Allemaal goed en wel, die projectontwikkelaar die de meubelfabriek afsluit. Het is zijn eigendom, dus de wet zegt dat hij dat mag.
Ik ga niet zagen over hoe dat zonde is: al die ruimte die nu niet meer kan gebruikt worden, terwijl er nog geen concrete plannen zijn. Maanden van leegstand en inactiviteit in het vooruitzicht.
Ik ga zelfs niet mokken over hoe de projectontwikkelaar het alweer niet nodig vond om met de buren te communiceren, behalve dan met een briefje onder de ruitenwissers van auto’s.

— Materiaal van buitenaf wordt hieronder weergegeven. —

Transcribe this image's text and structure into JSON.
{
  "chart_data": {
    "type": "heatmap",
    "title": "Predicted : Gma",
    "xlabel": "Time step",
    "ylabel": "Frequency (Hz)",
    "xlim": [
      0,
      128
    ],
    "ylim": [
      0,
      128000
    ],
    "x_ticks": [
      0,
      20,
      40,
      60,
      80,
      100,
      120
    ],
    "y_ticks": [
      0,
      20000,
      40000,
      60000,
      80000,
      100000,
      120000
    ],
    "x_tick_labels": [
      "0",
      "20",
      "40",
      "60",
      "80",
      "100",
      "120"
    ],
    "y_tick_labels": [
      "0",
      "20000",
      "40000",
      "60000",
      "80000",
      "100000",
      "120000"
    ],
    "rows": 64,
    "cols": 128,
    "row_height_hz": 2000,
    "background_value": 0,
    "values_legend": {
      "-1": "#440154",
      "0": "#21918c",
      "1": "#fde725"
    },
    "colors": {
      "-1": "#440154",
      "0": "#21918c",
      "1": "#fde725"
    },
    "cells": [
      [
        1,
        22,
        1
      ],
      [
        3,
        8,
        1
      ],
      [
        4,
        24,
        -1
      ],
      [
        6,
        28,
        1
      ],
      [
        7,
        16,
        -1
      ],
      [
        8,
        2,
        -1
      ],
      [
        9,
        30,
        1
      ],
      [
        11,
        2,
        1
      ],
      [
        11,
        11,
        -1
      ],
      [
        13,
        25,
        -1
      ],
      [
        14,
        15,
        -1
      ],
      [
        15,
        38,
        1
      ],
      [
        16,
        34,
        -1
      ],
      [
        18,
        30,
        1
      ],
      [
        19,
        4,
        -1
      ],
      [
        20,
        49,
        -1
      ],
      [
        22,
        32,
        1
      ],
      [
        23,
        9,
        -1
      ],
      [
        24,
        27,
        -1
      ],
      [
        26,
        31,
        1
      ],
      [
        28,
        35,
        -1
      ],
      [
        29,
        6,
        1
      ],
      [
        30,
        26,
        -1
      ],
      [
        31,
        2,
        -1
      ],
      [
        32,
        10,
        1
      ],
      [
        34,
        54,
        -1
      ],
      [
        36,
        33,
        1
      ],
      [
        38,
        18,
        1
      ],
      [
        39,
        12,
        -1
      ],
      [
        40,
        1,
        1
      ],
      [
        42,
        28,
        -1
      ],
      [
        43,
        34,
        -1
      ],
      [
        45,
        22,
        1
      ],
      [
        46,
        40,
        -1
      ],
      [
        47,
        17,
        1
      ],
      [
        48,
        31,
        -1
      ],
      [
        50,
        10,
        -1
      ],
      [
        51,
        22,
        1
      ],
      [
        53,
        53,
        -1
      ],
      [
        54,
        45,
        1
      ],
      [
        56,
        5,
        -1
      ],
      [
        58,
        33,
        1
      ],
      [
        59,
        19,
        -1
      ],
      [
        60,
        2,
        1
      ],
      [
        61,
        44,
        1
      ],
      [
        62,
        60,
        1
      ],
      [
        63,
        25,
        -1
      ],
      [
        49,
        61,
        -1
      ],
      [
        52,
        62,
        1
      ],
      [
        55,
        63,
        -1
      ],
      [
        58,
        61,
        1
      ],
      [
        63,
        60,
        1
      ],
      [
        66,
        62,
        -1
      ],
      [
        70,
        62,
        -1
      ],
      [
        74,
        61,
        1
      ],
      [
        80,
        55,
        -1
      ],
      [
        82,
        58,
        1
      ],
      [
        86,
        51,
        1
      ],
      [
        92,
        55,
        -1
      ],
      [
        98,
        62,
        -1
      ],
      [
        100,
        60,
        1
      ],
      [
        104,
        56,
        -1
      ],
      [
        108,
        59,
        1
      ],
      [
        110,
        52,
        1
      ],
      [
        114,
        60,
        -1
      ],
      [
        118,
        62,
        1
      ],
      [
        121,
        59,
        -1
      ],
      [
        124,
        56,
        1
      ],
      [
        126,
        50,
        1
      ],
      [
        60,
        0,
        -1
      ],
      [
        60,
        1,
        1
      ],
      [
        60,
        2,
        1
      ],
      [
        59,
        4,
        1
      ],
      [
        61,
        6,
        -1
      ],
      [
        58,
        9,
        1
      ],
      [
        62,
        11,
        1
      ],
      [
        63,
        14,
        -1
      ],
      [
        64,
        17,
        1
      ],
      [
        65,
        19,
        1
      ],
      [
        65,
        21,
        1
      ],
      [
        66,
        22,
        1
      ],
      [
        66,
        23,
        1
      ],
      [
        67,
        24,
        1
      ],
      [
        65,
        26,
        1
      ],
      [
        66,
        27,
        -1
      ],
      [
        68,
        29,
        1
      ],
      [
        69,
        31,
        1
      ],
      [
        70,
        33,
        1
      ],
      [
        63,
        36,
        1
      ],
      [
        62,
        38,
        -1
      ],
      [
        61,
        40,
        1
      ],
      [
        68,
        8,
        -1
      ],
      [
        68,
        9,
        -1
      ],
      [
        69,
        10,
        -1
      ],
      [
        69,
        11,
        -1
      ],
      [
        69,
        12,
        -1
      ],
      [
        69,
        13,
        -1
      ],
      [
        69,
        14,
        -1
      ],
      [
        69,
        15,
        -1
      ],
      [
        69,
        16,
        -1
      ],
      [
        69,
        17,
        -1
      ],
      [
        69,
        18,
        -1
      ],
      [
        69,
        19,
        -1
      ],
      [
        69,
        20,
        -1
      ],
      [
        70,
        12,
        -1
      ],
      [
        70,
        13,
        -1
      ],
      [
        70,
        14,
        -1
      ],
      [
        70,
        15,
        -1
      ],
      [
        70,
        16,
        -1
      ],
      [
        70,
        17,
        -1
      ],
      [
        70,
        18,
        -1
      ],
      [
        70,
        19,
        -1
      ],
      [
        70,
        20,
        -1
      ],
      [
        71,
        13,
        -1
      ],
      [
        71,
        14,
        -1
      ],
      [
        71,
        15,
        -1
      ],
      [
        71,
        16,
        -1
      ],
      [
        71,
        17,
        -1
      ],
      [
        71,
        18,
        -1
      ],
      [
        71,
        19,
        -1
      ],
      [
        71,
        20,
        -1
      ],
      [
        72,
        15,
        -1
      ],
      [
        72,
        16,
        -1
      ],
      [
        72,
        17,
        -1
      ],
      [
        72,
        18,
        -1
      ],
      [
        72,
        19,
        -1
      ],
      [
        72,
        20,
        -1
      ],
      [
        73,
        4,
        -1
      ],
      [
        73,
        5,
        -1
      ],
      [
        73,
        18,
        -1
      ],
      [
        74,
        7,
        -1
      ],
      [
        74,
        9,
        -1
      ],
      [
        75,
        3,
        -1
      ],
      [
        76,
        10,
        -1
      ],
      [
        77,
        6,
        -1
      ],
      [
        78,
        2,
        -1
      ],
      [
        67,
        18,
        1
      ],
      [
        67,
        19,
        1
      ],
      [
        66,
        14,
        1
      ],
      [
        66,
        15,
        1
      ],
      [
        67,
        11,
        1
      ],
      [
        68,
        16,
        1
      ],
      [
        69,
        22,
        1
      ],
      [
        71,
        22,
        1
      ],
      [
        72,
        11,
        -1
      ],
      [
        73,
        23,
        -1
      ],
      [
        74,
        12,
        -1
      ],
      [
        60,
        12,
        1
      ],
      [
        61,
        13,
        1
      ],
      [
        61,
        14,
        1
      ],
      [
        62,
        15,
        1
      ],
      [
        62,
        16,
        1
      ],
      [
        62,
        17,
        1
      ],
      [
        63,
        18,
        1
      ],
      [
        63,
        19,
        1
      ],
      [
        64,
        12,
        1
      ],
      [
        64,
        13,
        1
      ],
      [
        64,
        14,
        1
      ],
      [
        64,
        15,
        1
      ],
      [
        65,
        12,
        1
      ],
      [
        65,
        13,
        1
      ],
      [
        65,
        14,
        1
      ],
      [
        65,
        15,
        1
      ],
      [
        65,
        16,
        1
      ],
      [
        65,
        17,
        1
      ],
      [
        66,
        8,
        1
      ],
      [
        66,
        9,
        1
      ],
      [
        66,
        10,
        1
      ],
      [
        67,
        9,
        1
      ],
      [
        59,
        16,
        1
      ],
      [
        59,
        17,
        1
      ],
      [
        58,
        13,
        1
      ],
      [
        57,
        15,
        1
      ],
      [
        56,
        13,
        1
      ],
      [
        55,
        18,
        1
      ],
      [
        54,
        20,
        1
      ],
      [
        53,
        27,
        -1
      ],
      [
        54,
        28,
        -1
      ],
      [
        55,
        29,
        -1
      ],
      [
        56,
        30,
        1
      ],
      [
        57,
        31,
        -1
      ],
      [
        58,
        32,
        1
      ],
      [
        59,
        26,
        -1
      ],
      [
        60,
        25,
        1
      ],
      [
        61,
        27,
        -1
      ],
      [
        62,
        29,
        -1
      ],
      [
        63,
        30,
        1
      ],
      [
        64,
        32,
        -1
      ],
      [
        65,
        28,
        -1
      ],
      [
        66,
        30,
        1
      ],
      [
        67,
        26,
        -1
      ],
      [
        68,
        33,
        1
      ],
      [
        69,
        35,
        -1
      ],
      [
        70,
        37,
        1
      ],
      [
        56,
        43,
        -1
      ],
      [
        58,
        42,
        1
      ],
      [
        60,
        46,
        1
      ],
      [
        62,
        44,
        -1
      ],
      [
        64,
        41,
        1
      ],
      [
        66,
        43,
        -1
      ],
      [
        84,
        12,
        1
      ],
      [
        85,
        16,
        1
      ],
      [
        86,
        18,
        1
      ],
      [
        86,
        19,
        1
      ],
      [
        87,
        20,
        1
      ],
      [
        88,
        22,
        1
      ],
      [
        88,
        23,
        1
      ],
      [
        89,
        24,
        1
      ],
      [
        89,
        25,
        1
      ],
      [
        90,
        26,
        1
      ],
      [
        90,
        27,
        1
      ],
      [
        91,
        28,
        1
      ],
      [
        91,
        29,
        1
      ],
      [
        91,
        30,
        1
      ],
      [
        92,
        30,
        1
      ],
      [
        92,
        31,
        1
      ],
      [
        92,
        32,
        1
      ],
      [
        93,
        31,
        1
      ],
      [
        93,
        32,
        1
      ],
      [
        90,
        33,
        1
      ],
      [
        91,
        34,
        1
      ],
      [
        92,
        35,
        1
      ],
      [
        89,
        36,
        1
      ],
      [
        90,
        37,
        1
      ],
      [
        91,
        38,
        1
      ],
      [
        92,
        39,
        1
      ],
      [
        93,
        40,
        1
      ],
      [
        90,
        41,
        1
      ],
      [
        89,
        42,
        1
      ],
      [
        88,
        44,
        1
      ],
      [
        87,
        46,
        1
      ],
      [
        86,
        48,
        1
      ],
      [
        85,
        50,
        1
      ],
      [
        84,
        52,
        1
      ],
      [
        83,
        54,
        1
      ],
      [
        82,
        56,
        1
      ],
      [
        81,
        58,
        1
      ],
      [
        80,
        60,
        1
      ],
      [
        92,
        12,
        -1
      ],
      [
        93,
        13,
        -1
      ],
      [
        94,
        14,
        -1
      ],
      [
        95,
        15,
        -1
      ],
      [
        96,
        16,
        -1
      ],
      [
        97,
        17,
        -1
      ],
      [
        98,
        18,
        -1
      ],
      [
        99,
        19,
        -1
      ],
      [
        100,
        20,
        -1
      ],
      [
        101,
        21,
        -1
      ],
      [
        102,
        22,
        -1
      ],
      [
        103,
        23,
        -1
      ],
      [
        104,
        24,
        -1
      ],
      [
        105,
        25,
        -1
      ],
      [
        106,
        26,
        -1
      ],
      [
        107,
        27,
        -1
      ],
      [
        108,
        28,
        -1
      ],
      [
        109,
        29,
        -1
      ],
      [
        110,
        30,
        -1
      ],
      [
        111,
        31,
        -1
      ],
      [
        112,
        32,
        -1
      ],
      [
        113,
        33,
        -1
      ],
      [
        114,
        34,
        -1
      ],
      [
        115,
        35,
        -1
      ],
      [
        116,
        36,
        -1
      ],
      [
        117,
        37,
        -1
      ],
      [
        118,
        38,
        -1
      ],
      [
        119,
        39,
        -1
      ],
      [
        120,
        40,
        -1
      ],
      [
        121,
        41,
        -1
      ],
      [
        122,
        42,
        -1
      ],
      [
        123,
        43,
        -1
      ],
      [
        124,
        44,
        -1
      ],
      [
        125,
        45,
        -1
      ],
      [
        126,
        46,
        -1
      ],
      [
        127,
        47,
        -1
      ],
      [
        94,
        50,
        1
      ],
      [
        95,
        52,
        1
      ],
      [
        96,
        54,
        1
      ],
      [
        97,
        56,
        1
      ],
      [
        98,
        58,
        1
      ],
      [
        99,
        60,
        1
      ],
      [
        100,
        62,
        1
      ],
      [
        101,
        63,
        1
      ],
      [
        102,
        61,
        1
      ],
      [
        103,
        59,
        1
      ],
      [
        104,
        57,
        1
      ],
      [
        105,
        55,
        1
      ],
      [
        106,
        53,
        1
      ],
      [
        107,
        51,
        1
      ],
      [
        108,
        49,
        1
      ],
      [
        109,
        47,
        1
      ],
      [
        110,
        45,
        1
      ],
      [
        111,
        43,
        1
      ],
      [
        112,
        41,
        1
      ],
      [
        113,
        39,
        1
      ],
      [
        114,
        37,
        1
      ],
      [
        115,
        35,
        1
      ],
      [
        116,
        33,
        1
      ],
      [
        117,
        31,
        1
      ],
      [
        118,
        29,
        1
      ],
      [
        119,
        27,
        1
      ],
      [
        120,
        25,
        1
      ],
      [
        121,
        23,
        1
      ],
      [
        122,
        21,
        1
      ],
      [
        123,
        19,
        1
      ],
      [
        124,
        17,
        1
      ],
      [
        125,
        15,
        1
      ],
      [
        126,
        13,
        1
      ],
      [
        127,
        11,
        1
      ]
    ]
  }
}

Is hij wettelijk in zijn recht? Waarschijnlijk wel, ja.
Was het een goed idee om bij de start van deze nieuwe fase in het project al meteen het onbegrip van de buren te cultiveren? De tijd zal het uitwijzen.
Op al de bovenstaande zaken zal ik de komende dagenwekenmaanden nog terugkomen, dat is een zekerheid. Maar de afgelopen 24 uur denk ik alleen maar aan dit.
Aan de jonge mensen die gisterenochtend uit een deurtje kwamen vooraan in het gebouw. Aan hoe ik de mensen uit de struiken herkende. Aan het moeizame gesprek dat volgde, waarin het meisje in moeilijk Nederlands vertelde dat ze zo blij is dat ze daar kunnen slapen. En dat haar man soms kan werken, bij een boss, tegenwoordig.
Ik vroeg voorzichtig of ze wisten dat de poort zou dichtgaan, die dag. Ze begreep me niet, en ik kreeg het niet uitgelegd want ik spreek niet genoeg andertaals huntaals. Ik ben uiteindelijk doorgegaan want de boss belde.
En alles wat ik nu kan denken is: hopelijk hebben ze al een nieuwe plek om te slapen, nu het snel kouder wordt.